The Augusta Chronicle opines strongly against the Obama administration’s position on contraception and religious organizations. Georgia Liberal Politico notes that the state appears to have the same policy. According to the National Conference of State Legislatures, twenty states not including Georgia exempt from similar requirements employers who object for religious reasons. I suspect a bill will be filed shortly to mirror those exemptions.

Someone please explain this controversy to me. Is it the Republican position that if a business is affiliated with a religious organization they should be totally free from government regulation. If so, I’m going to start the the Church of Me Nuclear Waste Disposal Company and promptly start dropping radioactive barrels into the Chattahoochee as is consistent with our faith.

Toxic Avenger February 10, 2012 at 11:01 am

Informal poll:

Does anyone here think that McKillip is genuine in any way, shape, or form?

Harry February 10, 2012 at 11:26 am

What about the Christian worldview do you not understand?

kyleinatl February 10, 2012 at 2:02 pm

Best laugh I could have gotten all day.

Harry February 10, 2012 at 2:13 pm

Glad to give you a good laugh, but the fact is that people sometimes change their worldview for whatever reasons. Personally I congratulate him for apparently making the move from liberal Democrat to conservative Republican. More power to him.

Calypso February 10, 2012 at 11:56 am

Geniunely desperate to continue hanging out under the gold dome.

ted in bed February 10, 2012 at 3:15 pm

For the official record, the color guard is committing a crime by bringing firearms into the Capitol.

Dave Bearse February 11, 2012 at 7:29 pm

Don Balfour. Per diem for 40 days in session. Per diem for 20 committee days while in session. Per diem for 103 committee days out of session. That’s over 32 five days weeks, excluding holidays. Does Balfour have a real job, or does he get by suckling on the taxpayer teat in between being being wined and dined by lobbyists?

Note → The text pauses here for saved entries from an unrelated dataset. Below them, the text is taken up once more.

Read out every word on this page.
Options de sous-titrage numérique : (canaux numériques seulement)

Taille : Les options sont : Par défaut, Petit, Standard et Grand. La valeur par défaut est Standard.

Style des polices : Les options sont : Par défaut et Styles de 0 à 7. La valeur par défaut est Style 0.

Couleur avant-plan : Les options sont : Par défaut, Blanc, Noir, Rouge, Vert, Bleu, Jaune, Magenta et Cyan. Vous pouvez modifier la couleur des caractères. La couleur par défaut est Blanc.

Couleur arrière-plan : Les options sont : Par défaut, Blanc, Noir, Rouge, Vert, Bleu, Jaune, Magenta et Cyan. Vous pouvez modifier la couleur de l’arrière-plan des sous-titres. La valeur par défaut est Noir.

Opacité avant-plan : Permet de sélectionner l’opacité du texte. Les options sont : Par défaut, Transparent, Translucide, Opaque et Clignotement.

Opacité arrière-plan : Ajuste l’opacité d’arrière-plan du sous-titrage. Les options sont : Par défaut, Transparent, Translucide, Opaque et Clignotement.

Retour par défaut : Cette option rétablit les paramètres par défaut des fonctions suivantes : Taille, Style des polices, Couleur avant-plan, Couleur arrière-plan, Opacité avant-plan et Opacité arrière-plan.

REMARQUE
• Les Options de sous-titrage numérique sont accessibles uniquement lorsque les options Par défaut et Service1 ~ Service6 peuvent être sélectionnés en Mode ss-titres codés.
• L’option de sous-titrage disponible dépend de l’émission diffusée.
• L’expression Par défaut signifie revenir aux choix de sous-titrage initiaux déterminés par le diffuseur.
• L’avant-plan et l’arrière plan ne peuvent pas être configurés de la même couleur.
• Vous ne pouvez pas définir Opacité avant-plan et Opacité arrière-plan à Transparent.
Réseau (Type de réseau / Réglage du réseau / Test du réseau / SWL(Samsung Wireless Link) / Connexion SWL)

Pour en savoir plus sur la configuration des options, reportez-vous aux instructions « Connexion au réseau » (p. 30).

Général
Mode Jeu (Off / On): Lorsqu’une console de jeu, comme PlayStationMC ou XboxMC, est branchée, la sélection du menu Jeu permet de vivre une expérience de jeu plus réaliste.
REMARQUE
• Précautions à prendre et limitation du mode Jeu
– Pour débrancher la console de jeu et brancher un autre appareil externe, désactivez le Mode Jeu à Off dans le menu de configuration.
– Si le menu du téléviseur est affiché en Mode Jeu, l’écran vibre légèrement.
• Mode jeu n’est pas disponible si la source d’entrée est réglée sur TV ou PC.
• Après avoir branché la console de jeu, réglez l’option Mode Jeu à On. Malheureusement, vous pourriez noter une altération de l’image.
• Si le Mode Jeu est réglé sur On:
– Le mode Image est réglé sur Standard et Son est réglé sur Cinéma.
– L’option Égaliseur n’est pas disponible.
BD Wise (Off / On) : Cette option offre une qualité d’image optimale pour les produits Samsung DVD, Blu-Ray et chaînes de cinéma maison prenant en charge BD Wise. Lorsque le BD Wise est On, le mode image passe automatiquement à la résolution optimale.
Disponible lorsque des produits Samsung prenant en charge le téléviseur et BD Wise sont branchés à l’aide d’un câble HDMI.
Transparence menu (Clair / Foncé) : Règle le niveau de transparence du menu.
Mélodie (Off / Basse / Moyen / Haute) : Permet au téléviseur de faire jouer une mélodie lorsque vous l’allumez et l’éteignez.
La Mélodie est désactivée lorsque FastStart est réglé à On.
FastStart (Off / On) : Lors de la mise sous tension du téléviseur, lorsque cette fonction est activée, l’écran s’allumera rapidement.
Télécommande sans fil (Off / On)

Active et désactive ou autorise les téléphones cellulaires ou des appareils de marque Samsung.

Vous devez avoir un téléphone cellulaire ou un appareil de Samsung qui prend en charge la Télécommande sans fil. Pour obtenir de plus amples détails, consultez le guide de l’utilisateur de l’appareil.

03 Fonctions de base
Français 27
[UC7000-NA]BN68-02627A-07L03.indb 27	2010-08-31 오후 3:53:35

Ralton’s right. Georgia legislators’ votes aren’t for sale. There’s no imperative to sell your vote when your hand is in the public’s pocket.

Dave Bearse February 12, 2012 at 9:09 pm

Balfour needn’t worry he filed false reports claiming mileage he wasn’t entitled to. The Ethics Commission doesn’t investigate anything anymore, and besides, it’s transparent. If there were an investigation, Balfour can simply claim he rented a car, and drove 64 miles around San Antonio each of those days on state business. It’s no more unbelievable than him having to make a round trip to downtown Atlanta each and every day he conducts state business. Case closed.

After Walls’ story, cheats like Balfour will know to wait until lobbyists file reports before making up their own reports. Indeed it’s grounds to require that legislator’s per diem/expense reimbursement claims reporting generally match lobbyists’ reporting.

Todd Rehm February 12, 2012 at 10:22 pm

THE ETHICS COMMISSION DOESN’T REGULATE ETHICS, THEY REGULATE CAMPAIGN FINANCE AND LOBBYIST DISCLOSURES ONLY.

Calypso February 13, 2012 at 7:19 am

ummm…I going with the suckling on the teat choice.